Le 27 septembre, la Conférence des Nations unies sur le commerce et le développement (CNUCED) a publié sa nouvelle étude sur les transports maritimes. Dans ce baromètre annuel, la CNUCED livre une photographie précise du secteur, de façon globale, par grandes régions mondiales et par familles de trafics. Elle y analyse, aussi, les principaux enjeux du mode, accompagnés de recommandations.
Dans sa partie chiffrée, l’étude montre que l’industrie maritime « fait preuve de résilience », au lendemain de la crise pandémique de la Covid-19. Après une légère contraction de 0,4 %, l’an passé, ses prévisions tablent sur une reprise des volumes transportés par mer de 2,4 %, dès 2023. Cette croissance annuelle se maintiendrait jusqu’en 2028. L’impact des événements géopolitiques ou météorologiques, sur les échanges maritimes, serait davantage perceptible dans les schémas d’approvisionnement mondiaux. La guerre en Ukraine, par exemple, aurait eu pour conséquence d’allonger les distances parcourues pour les cargaisons de pétrole et de céréales. Dans le cas de ces derniers, « les pays importateurs ont été contraints de chercher d’autres exportateurs, tels que les États-Unis et le Brésil, nécessitant des expéditions plus longues », illustre la CNUCED.
Introduisant un exposé complet, sur la décarbonation du transport maritime et ses enjeux, l’organisation internationale se déclare « préoccupée par le vieillissement de la flotte mondiale. Début 2023, les navires de commerce avaient en moyenne 22,2 ans, soit 2 ans de plus qu’il y a dix ans. Plus de la moitié de cette flotte a plus de 15 ans », recense-t-elle. Plusieurs raisons peuvent expliquer ce vieillissement.
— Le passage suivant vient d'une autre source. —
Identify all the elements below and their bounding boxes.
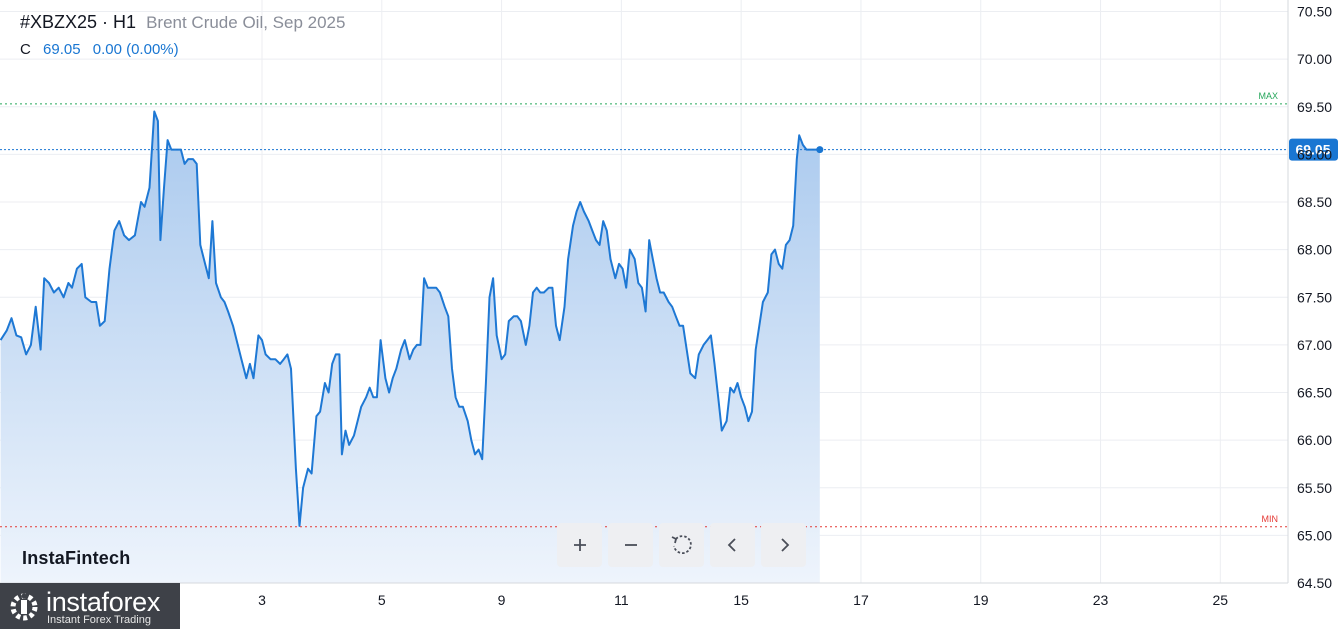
chevron-left-icon [727, 538, 736, 552]
x-tick-label: 19 [973, 592, 989, 608]
series-line [0, 110, 820, 527]
instaforex-logo[interactable]: instaforex Instant Forex Trading [0, 583, 180, 629]
min-label: MIN [1262, 514, 1279, 524]
close-value: 69.05 [43, 41, 81, 58]
series-area [0, 111, 820, 583]
last-price-label: 69.05 [1295, 142, 1330, 158]
x-tick-label: 3 [258, 592, 266, 608]
y-tick-label: 67.50 [1297, 289, 1332, 305]
chart-legend: #XBZX25 · H1 Brent Crude Oil, Sep 2025 C … [20, 12, 345, 58]
logo-tagline: Instant Forex Trading [47, 614, 151, 626]
scroll-left-button[interactable] [710, 523, 755, 567]
chart-controls [557, 523, 806, 567]
max-label: MAX [1258, 91, 1278, 101]
zoom-out-button[interactable] [608, 523, 653, 567]
y-tick-label: 70.50 [1297, 4, 1332, 20]
minus-icon [624, 544, 637, 546]
logo-mark-icon [10, 593, 38, 621]
y-tick-label: 65.00 [1297, 527, 1332, 543]
x-tick-label: 11 [614, 592, 629, 608]
y-tick-label: 64.50 [1297, 575, 1332, 591]
x-tick-label: 15 [733, 592, 749, 608]
zoom-in-button[interactable] [557, 523, 602, 567]
y-tick-label: 66.50 [1297, 385, 1332, 401]
y-tick-label: 68.00 [1297, 242, 1332, 258]
y-tick-label: 69.50 [1297, 99, 1332, 115]
symbol-label: #XBZX25 · H1 [20, 12, 137, 32]
close-label: C [20, 41, 31, 58]
x-tick-label: 25 [1213, 592, 1229, 608]
y-tick-label: 66.00 [1297, 432, 1332, 448]
y-tick-label: 65.50 [1297, 480, 1332, 496]
x-tick-label: 23 [1093, 592, 1109, 608]
reset-button[interactable] [659, 523, 704, 567]
change-value: 0.00 (0.00%) [92, 41, 179, 58]
scroll-right-button[interactable] [761, 523, 806, 567]
y-tick-label: 68.50 [1297, 194, 1332, 210]
brand-watermark: InstaFintech [22, 548, 131, 568]
x-tick-label: 17 [853, 592, 869, 608]
chevron-right-icon [780, 538, 789, 552]
y-tick-label: 70.00 [1297, 51, 1332, 67]
last-price-tag [1289, 138, 1338, 161]
y-tick-label: 67.00 [1297, 337, 1332, 353]
instrument-description: Brent Crude Oil, Sep 2025 [146, 13, 346, 32]
last-point-marker [816, 146, 824, 154]
x-tick-label: 9 [498, 592, 506, 608]
plus-icon [573, 539, 586, 551]
logo-name: instaforex [46, 587, 161, 617]
reset-icon [671, 535, 692, 555]
x-tick-label: 5 [378, 592, 386, 608]
y-tick-label: 69.00 [1297, 146, 1332, 162]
L’une d’elles, non précisée dans l’étude, est la décision prise par de nombreux armateurs de maintenir en flotte des navires vieillissants, pour profiter de tarifs très élevés au cours des trois dernières années. Pour la CNUCED, ce vieillissement serait davantage dû « au manque de clarté sur les carburants alternatifs, les technologies écologiques et les régimes réglementaires nécessaires pour guider les investissements des amateurs, ainsi que des ports et des gestionnaires de terminaux ».
Or, le renouvellement de la flotte mondiale est présenté dans l’étude comme l’une des conditions pour décarboner le transport maritime, avec l’emploi de carburants moins émissifs en CO2. Un défi gigantesque puisque « près de 99 % de la flotte mondiale dépend encore des carburants conventionnels », constate-t-elle. Avant de tempérer : « 21 % des navires en commande actuellement sont conçus pour naviguer avec des carburants alternatifs. »
Dans son opus 2023, la CNUCED a évalué le coût de la décarbonation du transport de marchandises par mer d’ici 2050. Pour les seuls navires, les sommes à investir seraient comprises entre 8 à 28 Md$ par an. « Les investissements sont encore plus importants, allant de 28 à 90 Md$ par an, pour développer des infrastructures permettant d’utiliser des carburants 100 % neutres en carbone. » Selon ses estimations, « la décarbonation complète du transport maritime pourrait augmenter les dépenses annuelles en carburant de 70 à 100 %. »
Selon la CNUCED, le transport maritime de marchandises représente près de 3 % des émissions mondiales des gaz à effet de serre et elles ont augmenté de 20 % sur la dernière décennie. Les investissements pour le décarboner pourraient affecter, en premier lieu, les petits États insulaires et les pays qui dépendent de ce mode. Face à ce risque, l’organisation internationale préconise la mise en place d’un « cadre réglementaire universel, applicable à tous les navires », indépendamment de leur pavillon d’immatriculation, pays d’appartenance ou zone d’exploitation. À ses yeux, cette régulation permettrait d’éviter une décarbonation à deux vitesses et de maintenir des conditions de concurrence équitables. Les mesures économiques, telles que les taxes ou contributions, payées en fonction des émissions des navires, pourraient soutenir le développement des carburants alternatifs, en réduisant leur écart de coût avec les carburants conventionnels actuels. Les fonds collectés pourraient également servir à financer des investissements dans les ports et les terminaux pour les adapter au changement climatique. Si la finalité de ses recettes reste à préciser, l’extension du système d’échange de quotas d’émissions (SEQE) au transport maritime dans l’Union européenne semble correspondre à cette logique.